Since my daughter doesn’t believe in beginning with corner pieces, my husband and she started with all of the pieces with letters. Slowly but surely, the puzzle began to take shape. My mother-in-law joined in. recalling how much she and my father-in-law enjoyed doing puzzles until the 1000-piece buffalo one with only browns and yellows did them in. Later, my father-in-law took a turn. Any time people were in the den, from one to three people quietly worked on the puzzle, while I watched on in awe. I can’t think of any other project or hobby that’s had an effect on this family.
Because many hands were piecing the puzzle together, by the morning of our departure, most of the puzzle was completed. After breakfast and packing, I ran up to the bathroom to take a shower. When I came back down, my sister-in-law was there, and one of my nephews and son were working on the puzzle. During the course of this trip, at one time or another, seven people took a turn at this puzzle.

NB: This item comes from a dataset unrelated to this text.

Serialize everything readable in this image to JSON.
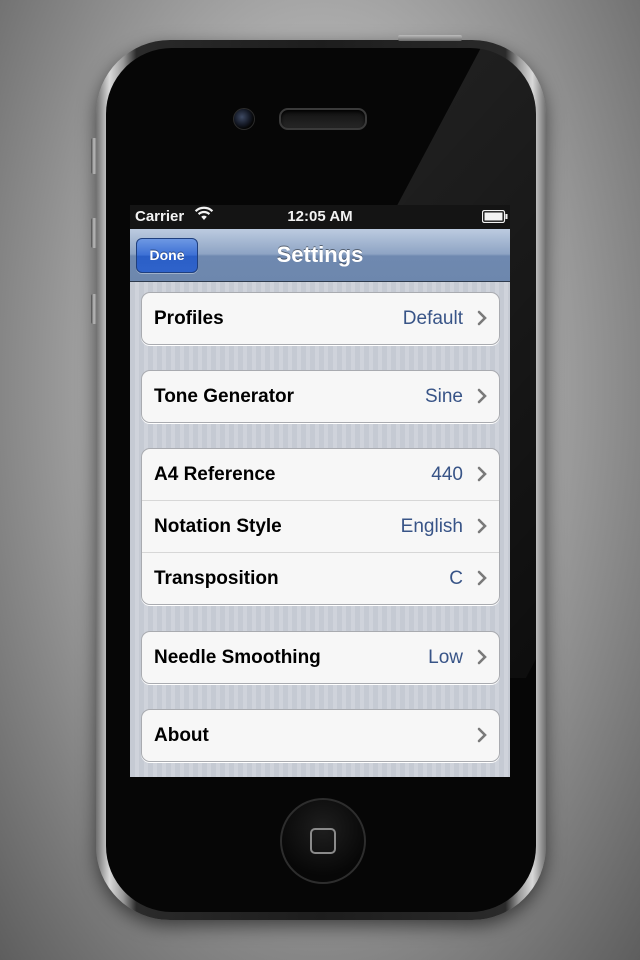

There are always so many places to go, so many things to do. I feel like my time is spent barking out commands, even if I pepper it with “please” or “honey.” When we’re on vacation, squeezing in family and friends forces a schedule as well. But the puzzle worked its magic, making people forget about doing anything else, including watching the Winter Olympics. While some things may “tear our family apart,” a puzzle brought our extended family together.